"Me comprometo a renunciar ao mandato de senador se houver alguma vinculação financeira, alguma vinculação que possa ter desvio de ética, de conduta da minha pessoa, com essas pessoas", afirmou o senador. Ciro Nogueira foi um dos citados pelo ex-diretor em seu depoimento à Justiça pelo acordo de delação premiada. De acordo com reportagem da revista Veja, outros onze nomes foram vinculados ao suposto esquema de pagamento de propinas na Petrobras.

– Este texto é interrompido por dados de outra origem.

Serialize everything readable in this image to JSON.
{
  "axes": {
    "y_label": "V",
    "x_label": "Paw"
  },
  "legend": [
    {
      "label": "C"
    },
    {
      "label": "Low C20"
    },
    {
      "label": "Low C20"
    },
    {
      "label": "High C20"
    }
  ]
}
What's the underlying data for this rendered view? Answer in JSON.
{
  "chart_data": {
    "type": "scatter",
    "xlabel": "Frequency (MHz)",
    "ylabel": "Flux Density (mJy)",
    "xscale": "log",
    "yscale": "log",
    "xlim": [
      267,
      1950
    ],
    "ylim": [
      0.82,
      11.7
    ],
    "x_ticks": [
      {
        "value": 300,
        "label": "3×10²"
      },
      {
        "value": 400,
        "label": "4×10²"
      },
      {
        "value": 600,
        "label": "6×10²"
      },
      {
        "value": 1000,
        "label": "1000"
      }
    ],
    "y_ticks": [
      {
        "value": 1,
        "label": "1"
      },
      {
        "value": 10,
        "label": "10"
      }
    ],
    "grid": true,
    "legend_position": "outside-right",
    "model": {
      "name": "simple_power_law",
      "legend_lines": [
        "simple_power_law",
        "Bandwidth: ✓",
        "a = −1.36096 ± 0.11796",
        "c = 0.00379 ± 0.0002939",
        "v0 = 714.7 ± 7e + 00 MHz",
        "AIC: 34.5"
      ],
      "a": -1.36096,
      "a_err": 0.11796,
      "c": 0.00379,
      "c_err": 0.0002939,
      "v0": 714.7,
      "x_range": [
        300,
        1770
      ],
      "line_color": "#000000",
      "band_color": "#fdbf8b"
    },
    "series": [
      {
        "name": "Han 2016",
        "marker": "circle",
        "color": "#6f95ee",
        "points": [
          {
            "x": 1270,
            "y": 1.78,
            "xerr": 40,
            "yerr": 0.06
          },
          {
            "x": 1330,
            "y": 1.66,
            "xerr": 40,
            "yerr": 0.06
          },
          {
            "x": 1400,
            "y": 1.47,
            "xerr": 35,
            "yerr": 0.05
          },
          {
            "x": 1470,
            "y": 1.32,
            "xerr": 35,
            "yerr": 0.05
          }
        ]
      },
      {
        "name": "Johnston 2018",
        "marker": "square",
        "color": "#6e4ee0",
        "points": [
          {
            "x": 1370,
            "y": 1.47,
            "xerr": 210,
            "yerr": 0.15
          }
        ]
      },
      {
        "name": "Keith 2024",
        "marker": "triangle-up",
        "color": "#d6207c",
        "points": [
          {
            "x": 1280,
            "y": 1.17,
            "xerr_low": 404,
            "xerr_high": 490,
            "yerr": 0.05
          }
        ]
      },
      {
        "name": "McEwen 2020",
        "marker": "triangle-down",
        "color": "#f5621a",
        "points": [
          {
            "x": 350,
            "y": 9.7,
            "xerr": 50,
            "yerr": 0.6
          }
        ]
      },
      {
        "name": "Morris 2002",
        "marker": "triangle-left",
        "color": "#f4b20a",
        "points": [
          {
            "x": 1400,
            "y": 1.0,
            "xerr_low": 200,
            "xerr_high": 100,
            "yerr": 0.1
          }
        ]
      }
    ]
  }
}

Em nota encaminhada à imprensa nesta manhã, o senador reiterou sua intenção de renunciar ao mandato e negou as suspeitas de envolvimento com o esquema de corrupção. "Não há nada de verdadeiro em alegações que me coloquem como partícipe de qualquer comportamento censurável no que concerne a Petrobras ou seus ex-diretores", diz a nota.
Nesta terça o jornal O Estado de S. Paulo revelou que Alberto Youssef pagou passagens aéreas de assessores de Ciro Nogueira e Cícero Lucena (PSDB-PB). Mauro Conde Soares trabalha com Ciro desde o início do seu mandato. O senador afirmou não ter a "menor participação" ou conhecimento do caso e informou ter afastado o funcionário do cargo.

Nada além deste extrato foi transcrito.